The power of regular expressions is that they define a
consice means to encapsulate an infinite number of inputs.
If you're not tapping this power, the general wisdom is to
not use regular expressions.
That said, unless you can ensure you don't have an infinite
grammer (in particular, no asterisks or plus-signs or
unbounded ranges like "{4,}"), you then have the problem of
how to navigate that infinite set.
Taking for example the most common/simple regexp:
".*"
That matches any and every string. There's a whole library
of Congress for which every written work will match that
string. It sounds a lot like Jorge Luis Borges's 1956 "The
Library of Babel".
Do you begin searching depth-first with "a" and then "aa"

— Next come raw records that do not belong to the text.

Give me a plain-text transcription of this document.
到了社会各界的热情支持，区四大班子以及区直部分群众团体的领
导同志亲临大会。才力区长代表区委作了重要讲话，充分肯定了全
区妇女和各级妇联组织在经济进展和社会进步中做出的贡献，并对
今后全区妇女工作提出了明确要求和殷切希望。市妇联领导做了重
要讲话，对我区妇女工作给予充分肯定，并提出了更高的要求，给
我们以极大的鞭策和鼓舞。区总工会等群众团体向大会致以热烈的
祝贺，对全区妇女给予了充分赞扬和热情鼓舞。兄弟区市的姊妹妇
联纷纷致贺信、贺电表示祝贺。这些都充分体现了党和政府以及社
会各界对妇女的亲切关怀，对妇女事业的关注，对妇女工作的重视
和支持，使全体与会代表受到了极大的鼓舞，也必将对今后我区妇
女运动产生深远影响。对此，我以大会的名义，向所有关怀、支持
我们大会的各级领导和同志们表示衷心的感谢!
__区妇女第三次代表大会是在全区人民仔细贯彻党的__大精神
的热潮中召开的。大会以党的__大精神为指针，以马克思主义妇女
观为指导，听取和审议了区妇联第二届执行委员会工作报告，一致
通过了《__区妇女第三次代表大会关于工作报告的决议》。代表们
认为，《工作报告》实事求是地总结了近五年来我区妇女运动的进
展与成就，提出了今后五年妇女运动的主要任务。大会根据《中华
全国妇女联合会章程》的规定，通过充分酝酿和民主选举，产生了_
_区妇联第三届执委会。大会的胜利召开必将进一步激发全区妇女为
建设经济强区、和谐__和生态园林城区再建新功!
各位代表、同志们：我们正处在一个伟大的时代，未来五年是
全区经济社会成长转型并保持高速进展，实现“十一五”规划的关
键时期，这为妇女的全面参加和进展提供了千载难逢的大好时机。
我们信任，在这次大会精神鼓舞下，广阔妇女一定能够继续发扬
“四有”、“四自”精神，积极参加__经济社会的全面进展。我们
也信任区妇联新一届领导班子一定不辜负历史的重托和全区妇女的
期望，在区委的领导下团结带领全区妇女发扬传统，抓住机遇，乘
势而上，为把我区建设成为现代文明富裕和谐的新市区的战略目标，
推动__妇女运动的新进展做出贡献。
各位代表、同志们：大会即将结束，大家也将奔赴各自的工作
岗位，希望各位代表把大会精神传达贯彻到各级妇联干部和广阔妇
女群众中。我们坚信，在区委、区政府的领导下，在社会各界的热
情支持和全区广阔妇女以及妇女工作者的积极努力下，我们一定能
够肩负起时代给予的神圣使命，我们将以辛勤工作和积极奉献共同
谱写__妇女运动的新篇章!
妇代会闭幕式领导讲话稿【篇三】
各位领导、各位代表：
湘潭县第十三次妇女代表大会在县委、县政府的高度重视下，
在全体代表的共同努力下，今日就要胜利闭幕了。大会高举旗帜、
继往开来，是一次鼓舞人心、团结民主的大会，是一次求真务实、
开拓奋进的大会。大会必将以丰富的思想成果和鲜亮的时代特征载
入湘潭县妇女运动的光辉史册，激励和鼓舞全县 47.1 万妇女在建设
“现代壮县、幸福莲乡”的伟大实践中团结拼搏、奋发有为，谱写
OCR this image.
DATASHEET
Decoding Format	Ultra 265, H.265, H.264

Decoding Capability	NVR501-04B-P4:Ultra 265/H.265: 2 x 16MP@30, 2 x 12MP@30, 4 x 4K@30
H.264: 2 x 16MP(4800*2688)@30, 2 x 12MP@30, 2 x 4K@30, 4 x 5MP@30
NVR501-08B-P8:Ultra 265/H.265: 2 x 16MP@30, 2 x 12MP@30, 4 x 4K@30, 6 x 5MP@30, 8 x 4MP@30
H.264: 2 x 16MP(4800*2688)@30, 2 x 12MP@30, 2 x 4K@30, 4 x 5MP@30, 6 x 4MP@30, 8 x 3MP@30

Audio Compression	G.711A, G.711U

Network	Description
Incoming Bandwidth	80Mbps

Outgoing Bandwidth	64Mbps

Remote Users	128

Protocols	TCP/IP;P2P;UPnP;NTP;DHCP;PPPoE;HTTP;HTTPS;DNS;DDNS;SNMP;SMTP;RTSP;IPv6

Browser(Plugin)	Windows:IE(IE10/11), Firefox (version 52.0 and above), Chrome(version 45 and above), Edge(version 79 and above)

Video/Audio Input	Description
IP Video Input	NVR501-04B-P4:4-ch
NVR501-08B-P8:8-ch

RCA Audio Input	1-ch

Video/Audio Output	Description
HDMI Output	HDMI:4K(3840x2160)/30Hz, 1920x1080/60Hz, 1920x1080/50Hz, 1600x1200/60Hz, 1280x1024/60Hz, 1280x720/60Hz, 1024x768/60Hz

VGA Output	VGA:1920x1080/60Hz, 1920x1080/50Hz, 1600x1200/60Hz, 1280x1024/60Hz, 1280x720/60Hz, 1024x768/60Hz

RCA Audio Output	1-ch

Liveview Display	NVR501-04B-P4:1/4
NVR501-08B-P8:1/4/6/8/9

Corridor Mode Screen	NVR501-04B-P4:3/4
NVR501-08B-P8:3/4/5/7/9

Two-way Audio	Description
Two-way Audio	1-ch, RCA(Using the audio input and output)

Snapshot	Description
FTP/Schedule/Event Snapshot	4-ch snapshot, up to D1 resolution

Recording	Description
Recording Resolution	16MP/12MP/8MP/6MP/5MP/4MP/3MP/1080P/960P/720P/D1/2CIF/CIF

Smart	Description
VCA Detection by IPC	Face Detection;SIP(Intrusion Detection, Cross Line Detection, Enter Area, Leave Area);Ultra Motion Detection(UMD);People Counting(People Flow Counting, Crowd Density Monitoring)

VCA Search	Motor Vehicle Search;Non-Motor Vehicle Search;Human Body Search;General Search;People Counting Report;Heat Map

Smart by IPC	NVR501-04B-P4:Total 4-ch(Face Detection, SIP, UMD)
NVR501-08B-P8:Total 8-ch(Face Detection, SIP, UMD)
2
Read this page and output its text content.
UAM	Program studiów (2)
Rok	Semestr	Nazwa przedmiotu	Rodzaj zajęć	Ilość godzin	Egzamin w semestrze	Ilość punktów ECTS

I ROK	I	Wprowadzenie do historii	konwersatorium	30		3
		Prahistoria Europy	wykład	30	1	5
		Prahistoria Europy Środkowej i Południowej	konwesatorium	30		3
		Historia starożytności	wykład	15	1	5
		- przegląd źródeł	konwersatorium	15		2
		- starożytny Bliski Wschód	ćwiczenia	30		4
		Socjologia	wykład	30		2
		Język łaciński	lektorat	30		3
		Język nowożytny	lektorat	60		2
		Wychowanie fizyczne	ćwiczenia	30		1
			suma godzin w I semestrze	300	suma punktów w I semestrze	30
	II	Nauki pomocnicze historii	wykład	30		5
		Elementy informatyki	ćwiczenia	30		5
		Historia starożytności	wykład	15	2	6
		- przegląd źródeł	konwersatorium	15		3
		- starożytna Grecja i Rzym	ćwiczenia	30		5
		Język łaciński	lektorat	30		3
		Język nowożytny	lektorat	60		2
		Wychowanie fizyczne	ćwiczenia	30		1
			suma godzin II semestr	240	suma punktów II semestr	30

and then "aaa"? Or do you begin breadth-first with "a",
then "b"...then "z", then "aa", "ab", ...? Depth-first is
far more efficient when searching a branching set of data,
but when you have infinite depth, it will take a while
Alternatively, you can use some sort of iterative-deepening
search which puts an increasing bound on how deep the
depth-first search will go before giving up for that
particular iteration. Googling on "iteritave deepening"
should bring back some ideas for that one.
If you truely have a finite grammer, it would be feasible to
write some sort of parser, ugly as it might be. As a first
pass, I'd have my parser emit python code to write N nested
loops to try each combination of each element, so something like
"[a-zA-Z_][a-zA-Z0-9_]"
became something like
def tries():
s1 = set(range(ord('a'),ord('z')+1))
s1.add(range(ord('A'),ord('Z')+1))
s1.add(ord('_'))
s2 = set(range(ord('a'),ord('z')+1))
s2.add(range(ord('A'),ord('Z')+1))
s2.add(range(ord('0'),ord('9')+1))
s2.add(ord('_'))
for a1 in s1:
for a2 in s2:
yield "%s%s" % (chr(a1), chr(a2))
Thus, the input regexp would generate python code that you
could then include in your project. Ugly, but a possible
solution. There are lots of peculiarities though that would
need to be handled. Branching, escaped characters in
character sets (well, escaping in general is a headache).
An alternative might be brute-forcing your regexp:
for a1 in range(0,256):
for a2 in range(0,256):
s = "%s%s" % (chr(a1),chr(a2))
m = re.match(s)
if m:
yield s
nested to however deep you're interested in.
All will be slow. All are pretty ugly.